I tried to report a spam post on CM, and also got a similar message that I can't report again before the [ridicilous number of seconds] have expired.


----------



## Mustrum_Ridcully (Jul 2, 2019)

Umbran said:


> Have you done the usual "clear cache and cookies" step, or alternatively, tried to access the site from a computer you don't usually use for it?




I just tried that, and it did not change anything for me.


----------



## Ovinomancer (Jul 3, 2019)

Umbran said:


> Have you done the usual "clear cache and cookies" step, or alternatively, tried to access the site from a computer you don't usually use for it?




Yup.  No change.  Have you tried to log in and post and had success?


----------



## Joshua Randall (Jul 3, 2019)

MacOS High Sierria
Chrome 75
cache cleared, computer I haven't used recently for CM (last sign-in on this computer was probably 6 months ago)

Attempted to reply to a thread in The Aqueducts
"This forum requires that you wait 30 seconds between posts. Please try again in 35026571 seconds."

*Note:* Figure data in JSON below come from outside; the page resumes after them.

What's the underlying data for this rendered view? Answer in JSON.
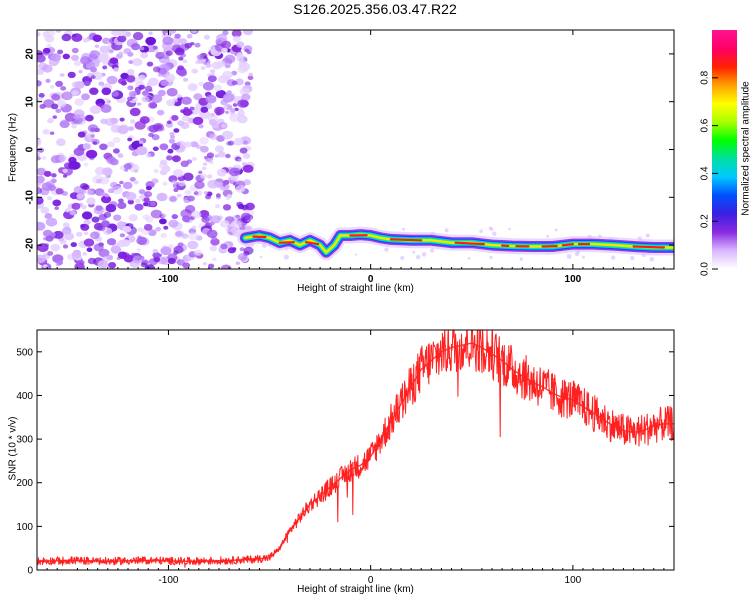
{
  "figure_title": "S126.2025.356.03.47.R22",
  "chart_data": [
    {
      "type": "heatmap",
      "name": "spectrogram",
      "xlabel": "Height of straight line (km)",
      "ylabel": "Frequency (Hz)",
      "xlim": [
        -165,
        150
      ],
      "ylim": [
        -25,
        25
      ],
      "xticks": [
        -100,
        0,
        100
      ],
      "yticks": [
        -20,
        -10,
        0,
        10,
        20
      ],
      "noise_region_x": [
        -165,
        -63
      ],
      "signal_track": {
        "x": [
          -62,
          -55,
          -50,
          -45,
          -40,
          -35,
          -30,
          -25,
          -22,
          -18,
          -15,
          -10,
          -5,
          0,
          5,
          10,
          20,
          30,
          40,
          50,
          60,
          70,
          80,
          90,
          100,
          110,
          120,
          130,
          140,
          150
        ],
        "freq": [
          -18.5,
          -18,
          -18.5,
          -19.5,
          -19,
          -20,
          -19,
          -20,
          -21.5,
          -20,
          -18,
          -18,
          -17.8,
          -18,
          -18.5,
          -18.8,
          -19,
          -19,
          -19.5,
          -19.5,
          -20,
          -20.2,
          -20.3,
          -20.3,
          -19.8,
          -19.8,
          -20,
          -20.3,
          -20.5,
          -20.5
        ]
      },
      "colorbar": {
        "label": "Normalized spectral amplitude",
        "ticks": [
          "0.0",
          "0.2",
          "0.4",
          "0.6",
          "0.8"
        ],
        "range": [
          0,
          1
        ],
        "colors": [
          "#ffffff",
          "#d9b8ff",
          "#8a2be2",
          "#3b1fe0",
          "#0050ff",
          "#00c8ff",
          "#00e0a0",
          "#00ff00",
          "#aaff00",
          "#ffff00",
          "#ffa000",
          "#ff2000",
          "#ff0066",
          "#ff1493"
        ]
      }
    },
    {
      "type": "line",
      "name": "snr",
      "xlabel": "Height of straight line (km)",
      "ylabel": "SNR (10 * v/v)",
      "xlim": [
        -165,
        150
      ],
      "ylim": [
        0,
        550
      ],
      "xticks": [
        -100,
        0,
        100
      ],
      "yticks": [
        0,
        100,
        200,
        300,
        400,
        500
      ],
      "color": "#ff2020",
      "series": [
        {
          "name": "SNR",
          "x": [
            -165,
            -150,
            -130,
            -110,
            -90,
            -70,
            -60,
            -50,
            -45,
            -40,
            -35,
            -30,
            -25,
            -20,
            -15,
            -10,
            -5,
            0,
            5,
            10,
            15,
            20,
            25,
            30,
            35,
            40,
            45,
            50,
            55,
            60,
            65,
            70,
            75,
            80,
            85,
            90,
            95,
            100,
            105,
            110,
            115,
            120,
            125,
            130,
            135,
            140,
            145,
            150
          ],
          "values": [
            20,
            22,
            20,
            22,
            20,
            22,
            24,
            28,
            50,
            90,
            120,
            150,
            170,
            190,
            210,
            230,
            240,
            260,
            300,
            340,
            380,
            420,
            460,
            480,
            500,
            510,
            515,
            520,
            510,
            495,
            480,
            460,
            445,
            430,
            420,
            405,
            395,
            390,
            375,
            360,
            345,
            330,
            320,
            315,
            320,
            330,
            335,
            335
          ]
        }
      ]
    }
  ]
}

Attempted to START a new thread in The Aqueducts
"This forum requires that you wait 30 seconds between posts. Please try again in 35026480 seconds."

Attempted to reply to a thread in The Taberna
"This forum requires that you wait 30 seconds between posts. Please try again in 35026426 seconds."

Last post in The Taberna was reveal's trivia thread from 26 June. I cannot imagine reveal failing to post his trivia for love or money! Or board glitches I guess.


----------



## Morrus (Jul 4, 2019)

Check this out in the meantime:

http://circvsmaximvs.boards.net/

The old site is on very old software; while nothing is decided, it may be time to move to something more current.


----------



## Joshua Randall (Jul 10, 2019)

Neo CM doesn't allow spaces in usernames? Bah, humbug.


----------